My roots in Walpack Township go back to the late 1940s. Beginning as a small child and into mid-adulthood, I spent many days in Flatbrookville, a town that doesn’t exist anymore… and hardly did way back when. My grandfather, Jacob Potofsky, had a vacation home just outside of town, surrounded by 96 acres of undeveloped land. I spent many a weekend and summer at his house and environs – hiking, fishing, hunting, exploring and getting to know the neighbors. I had a particularly unusual connection to the area. My father, William Gottlieb, published many children’s books… they were illustrated with photographs; in a couple of those books I was his featured “model”. “Farmyard Friends” and “Four Seasons” were mostly shot in Walpack Township.
Given my deep connection to the area, I chose to get married there, in our backyard. To preside over the ceremony, we imported the nearest minister, who was from Branchville. As things turned out, I got divorced 10 years later. For reasons I cannot recall, I needed to provide someone with official evidence of the marriage.
So I contacted the Township clerk by phone, and the following dialogue ensued:
“I need some kind of certificate indicating that I was married in Flatbrookville over ten years ago.”
“Oh, I know who you are,” she replied.
“How could you,” I said, “I haven’t told you my name?”

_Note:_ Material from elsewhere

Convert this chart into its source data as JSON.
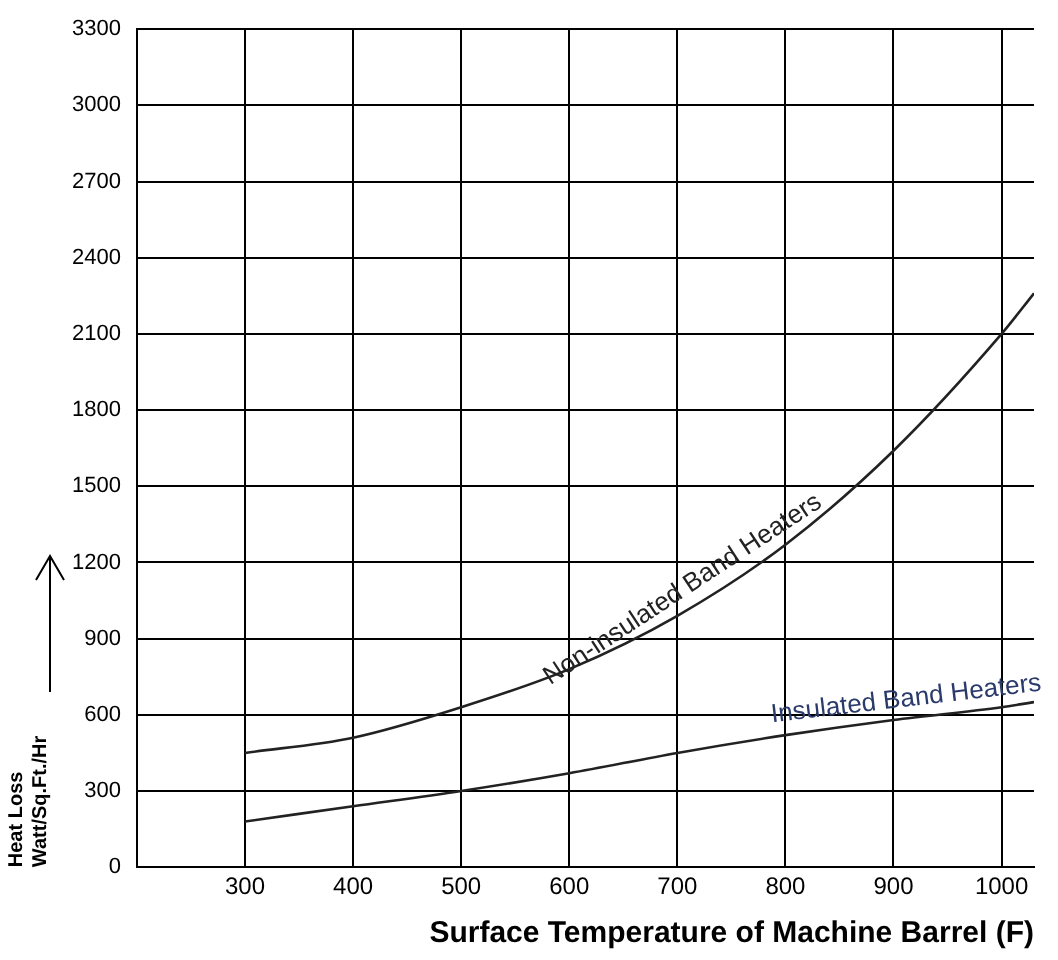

“You’re the only person that was married in Flatbrookville in the past ten years.”
When I tell people that story, I often add that I’ve heard that Walpack Township had fewer people living there in the 50s and 60s than during the Revolutionary War period.
I always loved the peace and solitude of this truly remote corner of New Jersey. I often return, walk the grounds and reminisce. My original home was lifted off its foundation and move to the Rosencrantz property down apiece on Old Mine Road where it is rented during the summer. My fondest childhood memories are of that place.